La falta de una democracia representativa legítima, basada en el juego electoral de recambios periódicos, de debate político y de gestión conjunta entre quienes gobiernan y quienes se oponen es una de las mayores dificultades del sistema político argentino y un peligroso camino que nos puede conducir al desastre.
Hasta la próxima.
domingo, 17 de agosto de 2014
Los pibes chorros.
Desde hace mucho tiempo la sociedad se siente conmovida por la inseguridad. Es un tema que viene de lejos, tan lejos como la sociedad de clases.

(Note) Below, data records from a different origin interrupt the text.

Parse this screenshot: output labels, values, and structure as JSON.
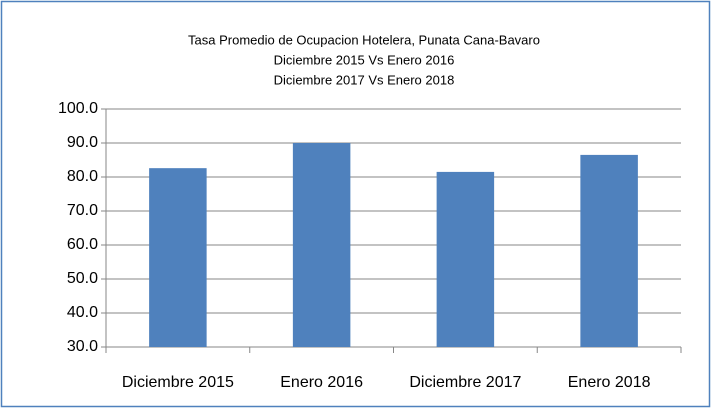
{
  "chart_data": {
    "type": "bar",
    "title": [
      "Tasa Promedio de Ocupacion Hotelera, Punata Cana-Bavaro",
      "Diciembre 2015 Vs Enero 2016",
      "Diciembre 2017 Vs Enero 2018"
    ],
    "categories": [
      "Diciembre 2015",
      "Enero 2016",
      "Diciembre 2017",
      "Enero 2018"
    ],
    "values": [
      82.6,
      90.0,
      81.5,
      86.5
    ],
    "color": "#4f81bd",
    "ylim": [
      30,
      100
    ],
    "yticks": [
      {
        "value": 30,
        "label": "30.0"
      },
      {
        "value": 40,
        "label": "40.0"
      },
      {
        "value": 50,
        "label": "50.0"
      },
      {
        "value": 60,
        "label": "60.0"
      },
      {
        "value": 70,
        "label": "70.0"
      },
      {
        "value": 80,
        "label": "80.0"
      },
      {
        "value": 90,
        "label": "90.0"
      },
      {
        "value": 100,
        "label": "100.0"
      }
    ],
    "grid": true
  }
}
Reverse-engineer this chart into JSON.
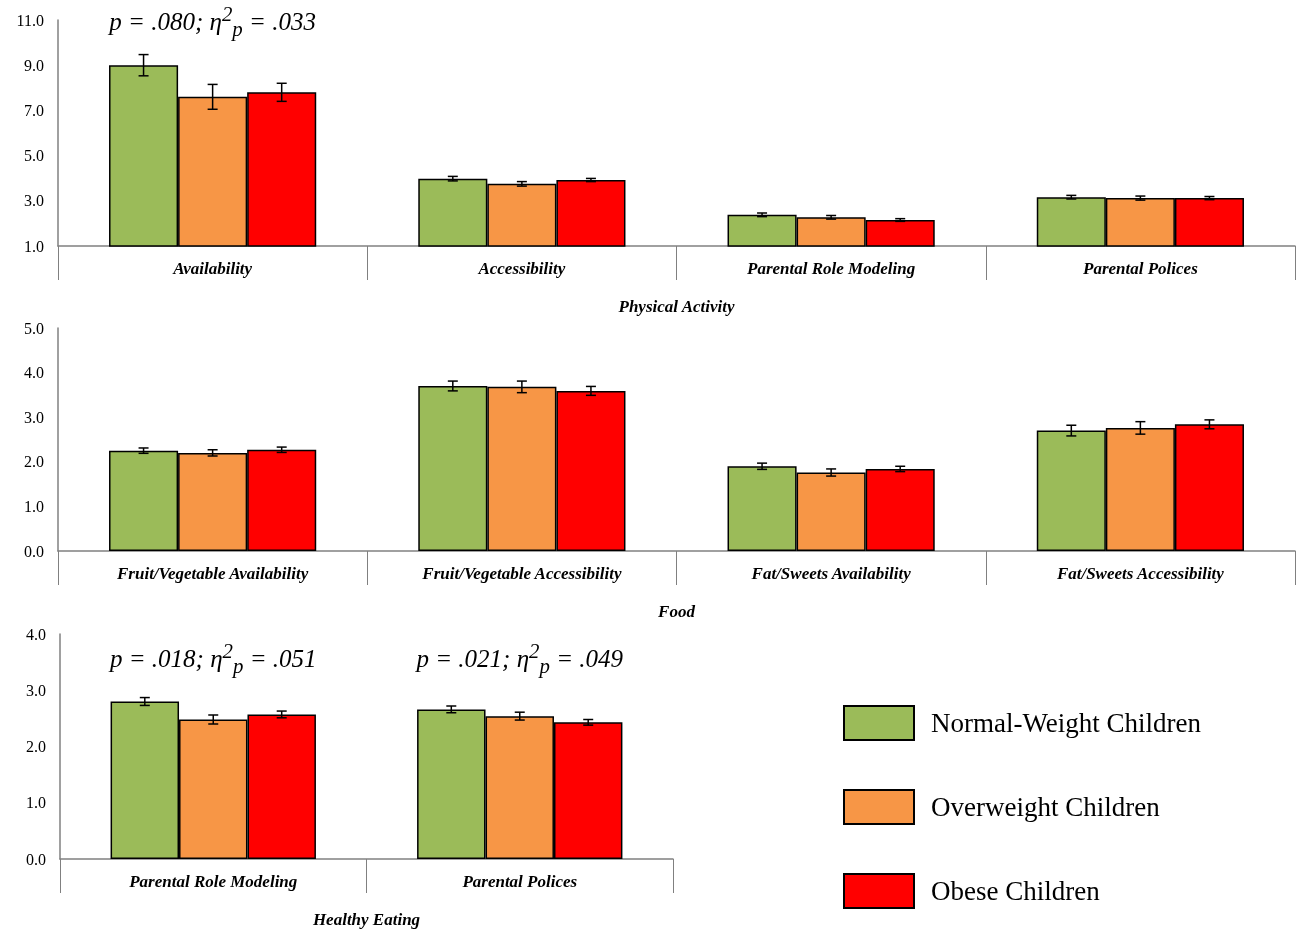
{
  "chart_data": [
    {
      "type": "bar",
      "categories": [
        "Availability",
        "Accessibility",
        "Parental Role Modeling",
        "Parental Polices"
      ],
      "xlabel": "Physical Activity",
      "ylim": [
        1,
        11
      ],
      "yticks": [
        {
          "value": 1,
          "label": "1.0"
        },
        {
          "value": 3,
          "label": "3.0"
        },
        {
          "value": 5,
          "label": "5.0"
        },
        {
          "value": 7,
          "label": "7.0"
        },
        {
          "value": 9,
          "label": "9.0"
        },
        {
          "value": 11,
          "label": "11.0"
        }
      ],
      "series": [
        {
          "color": "#9bbb59",
          "values": [
            9.0,
            3.98,
            2.38,
            3.16
          ],
          "errors": [
            0.47,
            0.1,
            0.08,
            0.08
          ]
        },
        {
          "color": "#f79646",
          "values": [
            7.6,
            3.75,
            2.27,
            3.12
          ],
          "errors": [
            0.55,
            0.1,
            0.08,
            0.09
          ]
        },
        {
          "color": "#ff0000",
          "values": [
            7.8,
            3.92,
            2.15,
            3.12
          ],
          "errors": [
            0.4,
            0.07,
            0.06,
            0.07
          ]
        }
      ],
      "annotations": [
        "p = .080; η$^{2}$$_{p}$ = .033"
      ]
    },
    {
      "type": "bar",
      "categories": [
        "Fruit/Vegetable Availability",
        "Fruit/Vegetable Accessibility",
        "Fat/Sweets Availability",
        "Fat/Sweets Accessibility"
      ],
      "xlabel": "Food",
      "ylim": [
        0,
        5
      ],
      "yticks": [
        {
          "value": 0,
          "label": "0.0"
        },
        {
          "value": 1,
          "label": "1.0"
        },
        {
          "value": 2,
          "label": "2.0"
        },
        {
          "value": 3,
          "label": "3.0"
        },
        {
          "value": 4,
          "label": "4.0"
        },
        {
          "value": 5,
          "label": "5.0"
        }
      ],
      "series": [
        {
          "color": "#9bbb59",
          "values": [
            2.25,
            3.7,
            1.9,
            2.7
          ],
          "errors": [
            0.06,
            0.11,
            0.07,
            0.12
          ]
        },
        {
          "color": "#f79646",
          "values": [
            2.2,
            3.68,
            1.76,
            2.76
          ],
          "errors": [
            0.07,
            0.13,
            0.08,
            0.14
          ]
        },
        {
          "color": "#ff0000",
          "values": [
            2.27,
            3.59,
            1.84,
            2.84
          ],
          "errors": [
            0.06,
            0.1,
            0.06,
            0.1
          ]
        }
      ]
    },
    {
      "type": "bar",
      "categories": [
        "Parental Role Modeling",
        "Parental Polices"
      ],
      "xlabel": "Healthy Eating",
      "ylim": [
        0,
        4
      ],
      "yticks": [
        {
          "value": 0,
          "label": "0.0"
        },
        {
          "value": 1,
          "label": "1.0"
        },
        {
          "value": 2,
          "label": "2.0"
        },
        {
          "value": 3,
          "label": "3.0"
        },
        {
          "value": 4,
          "label": "4.0"
        }
      ],
      "legend": "right",
      "series": [
        {
          "name": "Normal-Weight Children",
          "color": "#9bbb59",
          "values": [
            2.8,
            2.66
          ],
          "errors": [
            0.07,
            0.06
          ]
        },
        {
          "name": "Overweight Children",
          "color": "#f79646",
          "values": [
            2.48,
            2.54
          ],
          "errors": [
            0.08,
            0.07
          ]
        },
        {
          "name": "Obese Children",
          "color": "#ff0000",
          "values": [
            2.57,
            2.43
          ],
          "errors": [
            0.06,
            0.05
          ]
        }
      ],
      "annotations": [
        "p = .018; η$^{2}$$_{p}$ = .051",
        "p = .021; η$^{2}$$_{p}$ = .049"
      ]
    }
  ]
}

La existencia del delito esta intrínsecamente ligada a la división de la sociedad en clases poseedoras y clases desposeídas.
Cuando uno escucha en la televisión un reportaje a un joven que se define como un pibe chorro y presta atención a la profundidad de su pensamiento, no puede menos que admirarse de como ese joven, que tiene poco recorrido por el sistema educativo formal, puede enunciar tan claramente la problemática de los marginados sociales.

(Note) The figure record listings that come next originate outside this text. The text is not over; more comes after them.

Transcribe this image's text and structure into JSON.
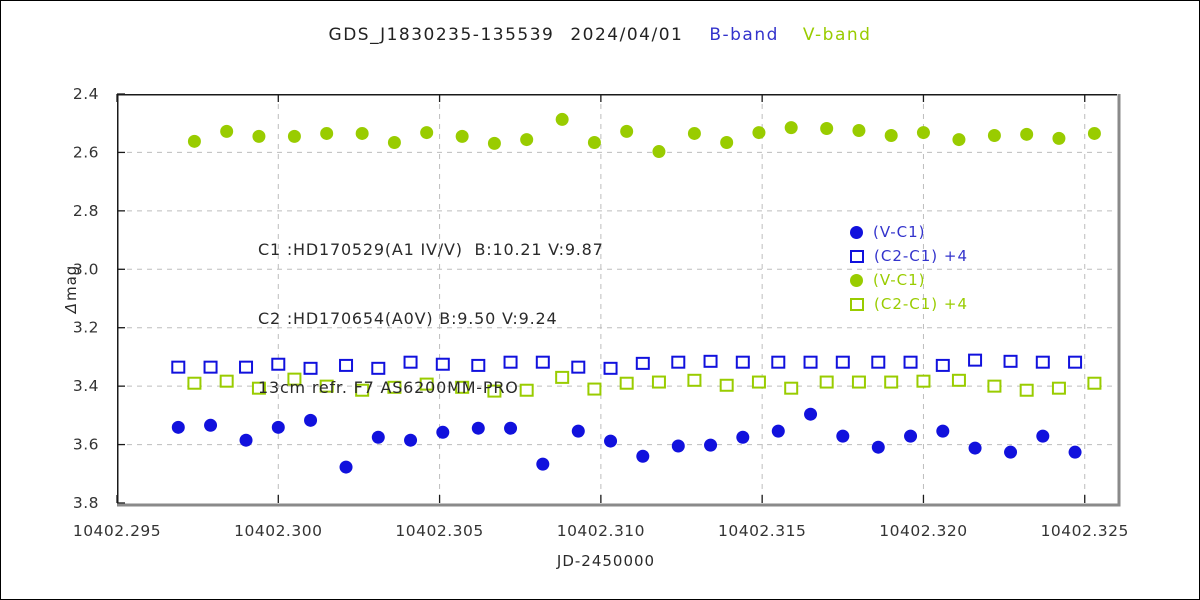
{
  "colors": {
    "b_text": "#3333cc",
    "b_marker": "#1111dd",
    "v_band": "#99cc00",
    "grid": "#bdbdbd",
    "frame_dark": "#1a1a1a",
    "frame_shadow": "#8a8a8a",
    "tick_text": "#333333"
  },
  "chart_data": {
    "type": "scatter",
    "title_parts": {
      "target": "GDS_J1830235-135539",
      "date": "2024/04/01",
      "band_b": "B-band",
      "band_v": "V-band"
    },
    "annotation_lines": [
      "C1 :HD170529(A1 IV/V)  B:10.21 V:9.87",
      "C2 :HD170654(A0V) B:9.50 V:9.24",
      "13cm refr. F7 AS6200MM-PRO"
    ],
    "xlabel": "JD-2450000",
    "ylabel": "⊟mag",
    "ylabel_symbol": "Δ",
    "ylabel_text": "mag",
    "xlim": [
      10402.295,
      10402.326
    ],
    "ylim": [
      2.4,
      3.8
    ],
    "y_axis_inverted_display": "2.4 at top, 3.8 at bottom",
    "grid": true,
    "x_ticks": [
      10402.295,
      10402.3,
      10402.305,
      10402.31,
      10402.315,
      10402.32,
      10402.325
    ],
    "x_tick_labels": [
      "10402.295",
      "10402.300",
      "10402.305",
      "10402.310",
      "10402.315",
      "10402.320",
      "10402.325"
    ],
    "y_ticks": [
      2.4,
      2.6,
      2.8,
      3.0,
      3.2,
      3.4,
      3.6,
      3.8
    ],
    "y_tick_labels": [
      "2.4",
      "2.6",
      "2.8",
      "3.0",
      "3.2",
      "3.4",
      "3.6",
      "3.8"
    ],
    "legend": {
      "items": [
        {
          "label": "(V-C1)",
          "marker": "circle",
          "marker_color": "#1111dd",
          "text_color": "#3333cc"
        },
        {
          "label": "(C2-C1) +4",
          "marker": "square",
          "marker_color": "#1111dd",
          "text_color": "#3333cc"
        },
        {
          "label": "(V-C1)",
          "marker": "circle",
          "marker_color": "#99cc00",
          "text_color": "#99cc00"
        },
        {
          "label": "(C2-C1) +4",
          "marker": "square",
          "marker_color": "#99cc00",
          "text_color": "#99cc00"
        }
      ]
    },
    "series": [
      {
        "name": "B-band (V-C1)",
        "marker": "circle",
        "filled": true,
        "color": "#1111dd",
        "x": [
          10402.2969,
          10402.2979,
          10402.299,
          10402.3,
          10402.301,
          10402.3021,
          10402.3031,
          10402.3041,
          10402.3051,
          10402.3062,
          10402.3072,
          10402.3082,
          10402.3093,
          10402.3103,
          10402.3113,
          10402.3124,
          10402.3134,
          10402.3144,
          10402.3155,
          10402.3165,
          10402.3175,
          10402.3186,
          10402.3196,
          10402.3206,
          10402.3216,
          10402.3227,
          10402.3237,
          10402.3247
        ],
        "y": [
          3.541,
          3.534,
          3.585,
          3.541,
          3.517,
          3.677,
          3.575,
          3.585,
          3.558,
          3.544,
          3.544,
          3.667,
          3.554,
          3.588,
          3.64,
          3.605,
          3.602,
          3.575,
          3.554,
          3.496,
          3.571,
          3.609,
          3.571,
          3.554,
          3.612,
          3.626,
          3.571,
          3.626
        ]
      },
      {
        "name": "B-band (C2-C1) +4",
        "marker": "square",
        "filled": false,
        "color": "#1111dd",
        "x": [
          10402.2969,
          10402.2979,
          10402.299,
          10402.3,
          10402.301,
          10402.3021,
          10402.3031,
          10402.3041,
          10402.3051,
          10402.3062,
          10402.3072,
          10402.3082,
          10402.3093,
          10402.3103,
          10402.3113,
          10402.3124,
          10402.3134,
          10402.3144,
          10402.3155,
          10402.3165,
          10402.3175,
          10402.3186,
          10402.3196,
          10402.3206,
          10402.3216,
          10402.3227,
          10402.3237,
          10402.3247
        ],
        "y": [
          3.335,
          3.335,
          3.335,
          3.325,
          3.339,
          3.329,
          3.339,
          3.318,
          3.325,
          3.329,
          3.318,
          3.318,
          3.335,
          3.339,
          3.322,
          3.318,
          3.315,
          3.318,
          3.318,
          3.318,
          3.318,
          3.318,
          3.318,
          3.329,
          3.311,
          3.315,
          3.318,
          3.318
        ]
      },
      {
        "name": "V-band (V-C1)",
        "marker": "circle",
        "filled": true,
        "color": "#99cc00",
        "x": [
          10402.2974,
          10402.2984,
          10402.2994,
          10402.3005,
          10402.3015,
          10402.3026,
          10402.3036,
          10402.3046,
          10402.3057,
          10402.3067,
          10402.3077,
          10402.3088,
          10402.3098,
          10402.3108,
          10402.3118,
          10402.3129,
          10402.3139,
          10402.3149,
          10402.3159,
          10402.317,
          10402.318,
          10402.319,
          10402.32,
          10402.3211,
          10402.3222,
          10402.3232,
          10402.3242,
          10402.3253
        ],
        "y": [
          2.562,
          2.528,
          2.545,
          2.545,
          2.535,
          2.535,
          2.566,
          2.532,
          2.545,
          2.569,
          2.556,
          2.487,
          2.566,
          2.528,
          2.597,
          2.535,
          2.566,
          2.532,
          2.515,
          2.518,
          2.525,
          2.542,
          2.532,
          2.556,
          2.542,
          2.538,
          2.552,
          2.535
        ]
      },
      {
        "name": "V-band (C2-C1) +4",
        "marker": "square",
        "filled": false,
        "color": "#99cc00",
        "x": [
          10402.2974,
          10402.2984,
          10402.2994,
          10402.3005,
          10402.3015,
          10402.3026,
          10402.3036,
          10402.3046,
          10402.3057,
          10402.3067,
          10402.3077,
          10402.3088,
          10402.3098,
          10402.3108,
          10402.3118,
          10402.3129,
          10402.3139,
          10402.3149,
          10402.3159,
          10402.317,
          10402.318,
          10402.319,
          10402.32,
          10402.3211,
          10402.3222,
          10402.3232,
          10402.3242,
          10402.3253
        ],
        "y": [
          3.39,
          3.383,
          3.407,
          3.376,
          3.4,
          3.414,
          3.404,
          3.393,
          3.404,
          3.417,
          3.414,
          3.37,
          3.41,
          3.39,
          3.386,
          3.38,
          3.397,
          3.386,
          3.407,
          3.386,
          3.386,
          3.386,
          3.383,
          3.38,
          3.4,
          3.414,
          3.407,
          3.39
        ]
      }
    ]
  }
}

El joven dice, “un pibe chorro cuando sale a robar sale a recuperar lo que el porvenir le va a negar siempre”, e inmediatamente agrega, los pibes chorros no sienten que están robando, sus códigos morales son diferentes.

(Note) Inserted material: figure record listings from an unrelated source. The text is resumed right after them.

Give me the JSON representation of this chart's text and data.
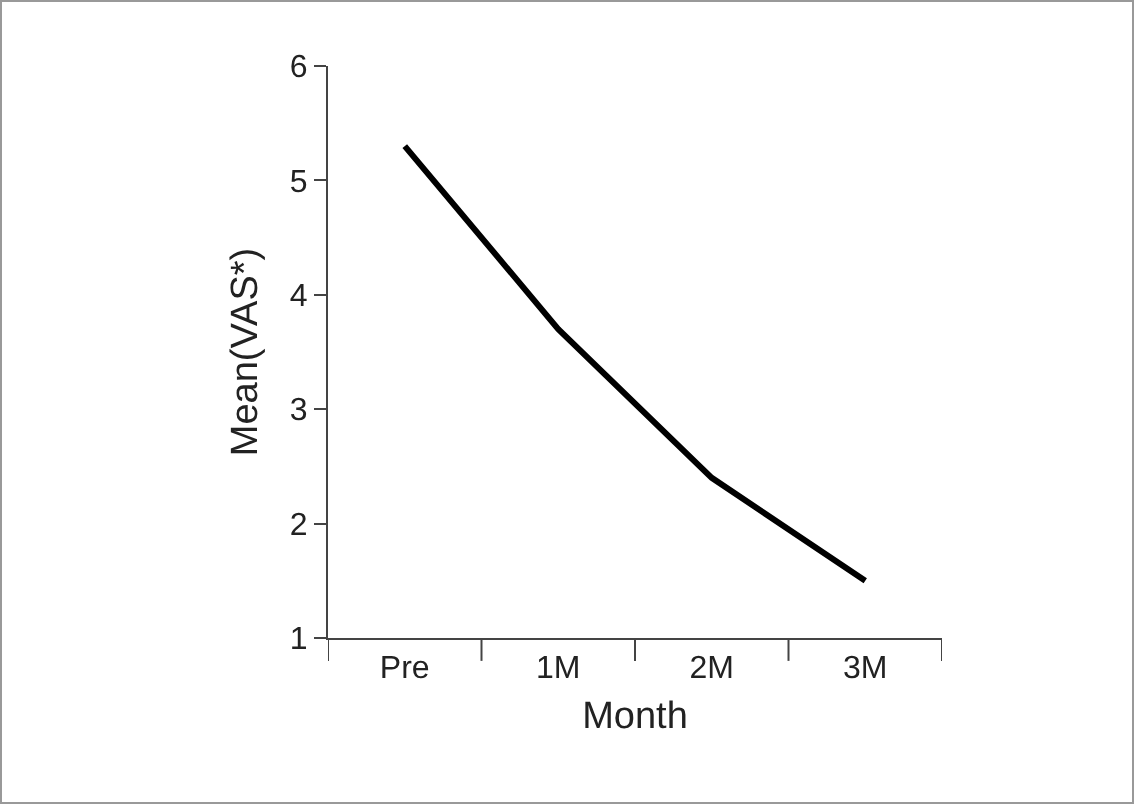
{
  "chart_data": {
    "type": "line",
    "xlabel": "Month",
    "ylabel": "Mean(VAS*)",
    "categories": [
      "Pre",
      "1M",
      "2M",
      "3M"
    ],
    "series": [
      {
        "color": "#000000",
        "values": [
          5.3,
          3.7,
          2.4,
          1.5
        ]
      }
    ],
    "ylim": [
      1,
      6
    ],
    "yticks": [
      1,
      2,
      3,
      4,
      5,
      6
    ],
    "grid": false,
    "marker": "none",
    "line_style": "solid"
  }
}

Pensemos en un joven que cuando camina por las calles la gente lo esquiva como a ropa con piojos por ser “negrito” que en un país que como Argentina, donde no hay negros, tiene tal condición el que tiene la piel un poco más oscurita que el resto, o se viste con un look particular, vaqueros buzo con capucha y gorrita, lo cual hace que lo denominen como “gorrita”, que en la etimología de la clase media refiere al que sale a robar, el enemigo.
Ese “gorrita” como dicen las señoras gordas que se sientan a tomar el té en la calle Florida, es alguien a quien el sistema le robó el futuro, lo despojó hasta de la más remota ilusión de tener una vida decorosa, donde pueda disfrutar de todo lo que la ciencia y la tecnología ha creado para el hombre y que la publicidad inunda el psiquismo con sus anuncios permanentes tales como “si querés tener un estilo de vida (burgués y opulento) debes tomar Gancia.
Ese pibe chorro ha sido condenado mucho antes que la justicia de su fallo, y la condena es anterior a su nacimiento, y es una condena despiadada que lo envía de por vida a estar sumergido en la miseria y el abandono de una villa de emergencia, en una casa hecha con chapas o cartones, sufriendo frio en invierno y terribles calores en el verano.
Es ese mismo sujeto que el taxista nos dice “estos tipos están como están porque son vagos, no les gusta trabajar, el gobierno les regala todo, se cuelgan de la luz, no pagan el agua, no pagan impuestos y tienen LCD y equipos de música en sus ranchos”, claro que cuando le preguntamos al taxista, y porque no te vas a vivir vos a una villa si es tan lindo, levanta la música y se va por la tangente del silencio.
Decíamos que la sociedad de clases es una sociedad injusta, en la que unos viven en la opulencia y lo muestran y otros a veces no tienen ni para comer. Pero los primeros necesitan que alguien les limpie la mierda en sus casas y en la ciudad, necesitan ver que alguien es miserable para gozar de su misérrimo bienestar de clase media. Necesitan que los pobres hagan esos trabajos que ellos consideran degradantes y que además lo hagan por sumas miserables, y entonces sí, un pobre que se somete, que opera como el esclavo en Roma o Atenas, haciendo los llamados por los griegos trabajo corruptos, que ellos no quieren ni por asomo realizar, será un ciudadano honesto. Pero si ese pobre se revela, con las armas que tiene y sale a arrebatar, a cortar calles, etc., entonces es un “negro de mierda” delincuente que hay que sacar de la vista y hundirlo en las cárceles.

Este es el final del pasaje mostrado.